The Rich Tool Co., of Chicago, made the valves.

The Gibson Co., of Muskegon, Mich., made the springs.

The Packard Co. made all the patterns for the aluminum castings, which were produced by the General Aluminum & Brass Manufacturing Co., of Detroit.

The Packard Motor Car Co. used many of its own dies in order to obtain suitable drop forgings speedily, and also made all necessary new dies not made elsewhere.

As these various parts were turned out they were hurried to the tool room of the Packard Co., where the assembling of the model engines was in progress.

Before the models were built, however, extraordinary precautions had been taken to insure that the mechanism would be as perfect as American engineering skill could make it. The plans as developed were submitted to H. M. Crane, the engineer of the Simplex Motor Car Co. and of the Wright-Martin Aircraft Corporation, who had made a special study of aviation engines in Europe, and who for upward of a year had been working on the production of the Hispano-Suiza 150-horsepower engine in this country. He looked the plans over, and so did David Fergusson, chief engineer of the Pierce-Arrow Motor Car Co. Many other of the best experts in the country in the production of internal-combustion motors constructively criticized the plans, these including such men as Henry M. Leland and George H. Layng, of the Cadillac Motor Car Co., and F. F. Beall and Edward Roberts, of the Packard Car Co.

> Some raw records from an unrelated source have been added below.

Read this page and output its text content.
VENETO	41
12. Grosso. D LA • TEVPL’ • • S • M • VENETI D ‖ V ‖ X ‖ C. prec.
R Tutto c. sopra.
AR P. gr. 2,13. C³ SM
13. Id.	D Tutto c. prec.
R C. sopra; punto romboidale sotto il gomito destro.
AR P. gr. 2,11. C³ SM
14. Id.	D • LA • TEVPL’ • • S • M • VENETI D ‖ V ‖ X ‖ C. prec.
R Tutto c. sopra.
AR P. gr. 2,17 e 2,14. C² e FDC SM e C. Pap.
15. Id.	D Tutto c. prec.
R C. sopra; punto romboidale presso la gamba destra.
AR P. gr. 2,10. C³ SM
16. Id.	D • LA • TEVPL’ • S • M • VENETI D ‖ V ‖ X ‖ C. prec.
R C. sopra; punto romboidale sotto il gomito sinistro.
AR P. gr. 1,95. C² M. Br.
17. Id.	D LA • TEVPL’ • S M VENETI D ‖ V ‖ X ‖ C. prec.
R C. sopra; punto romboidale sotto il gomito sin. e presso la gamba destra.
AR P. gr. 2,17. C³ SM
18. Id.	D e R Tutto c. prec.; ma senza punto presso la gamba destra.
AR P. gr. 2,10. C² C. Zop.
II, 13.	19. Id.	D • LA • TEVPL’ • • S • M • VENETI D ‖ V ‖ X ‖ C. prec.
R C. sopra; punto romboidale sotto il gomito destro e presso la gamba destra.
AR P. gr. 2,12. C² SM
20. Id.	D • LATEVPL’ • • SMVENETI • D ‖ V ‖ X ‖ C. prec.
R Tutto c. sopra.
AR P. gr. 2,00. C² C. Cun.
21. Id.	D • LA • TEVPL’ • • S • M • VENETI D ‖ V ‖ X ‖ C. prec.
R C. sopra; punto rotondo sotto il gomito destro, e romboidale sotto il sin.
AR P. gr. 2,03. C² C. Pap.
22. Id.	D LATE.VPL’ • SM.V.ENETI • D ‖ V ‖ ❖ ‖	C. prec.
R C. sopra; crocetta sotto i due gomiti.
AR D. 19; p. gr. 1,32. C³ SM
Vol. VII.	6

When the engineers were through, the practical production men were given their turn. The plane and engine builders examined the plans to make sure that each minute part was so designed as to make it most adaptable to quantity production. The scrutiny of the Liberty plans went back in the production scale even farther than this; for the actual builders of machine tools were called in to examine the specifications and to suggest modifications, if necessary, that would make the production of parts most feasible in machine tools either of existing types or of easiest manufacture.

Thus scrutinized and criticized, the plans of the engine were the best from every point of view which American industrial genius could produce in the time which was available. It was due to this exhaustive preliminary study that no radical changes were ever made in the original design. The Liberty engine was not the materialization of magic nor the product of any single individual or company, but it was a well-considered and carefully prepared design based on large practical aviation-engine experience.

On July 4, 1917, the first 8-cylinder liberty engine was delivered in Washington. This was less than six weeks after Messrs. Hall and Vincent drew the first line of their plans. The same procedure was even then being repeated in the case of the 12-cylinder engine. By the 25th day of August the model 12-cylinder liberty had successfully passed its 50-hour test. In this test its power ranged from 301 to 320 horsepower.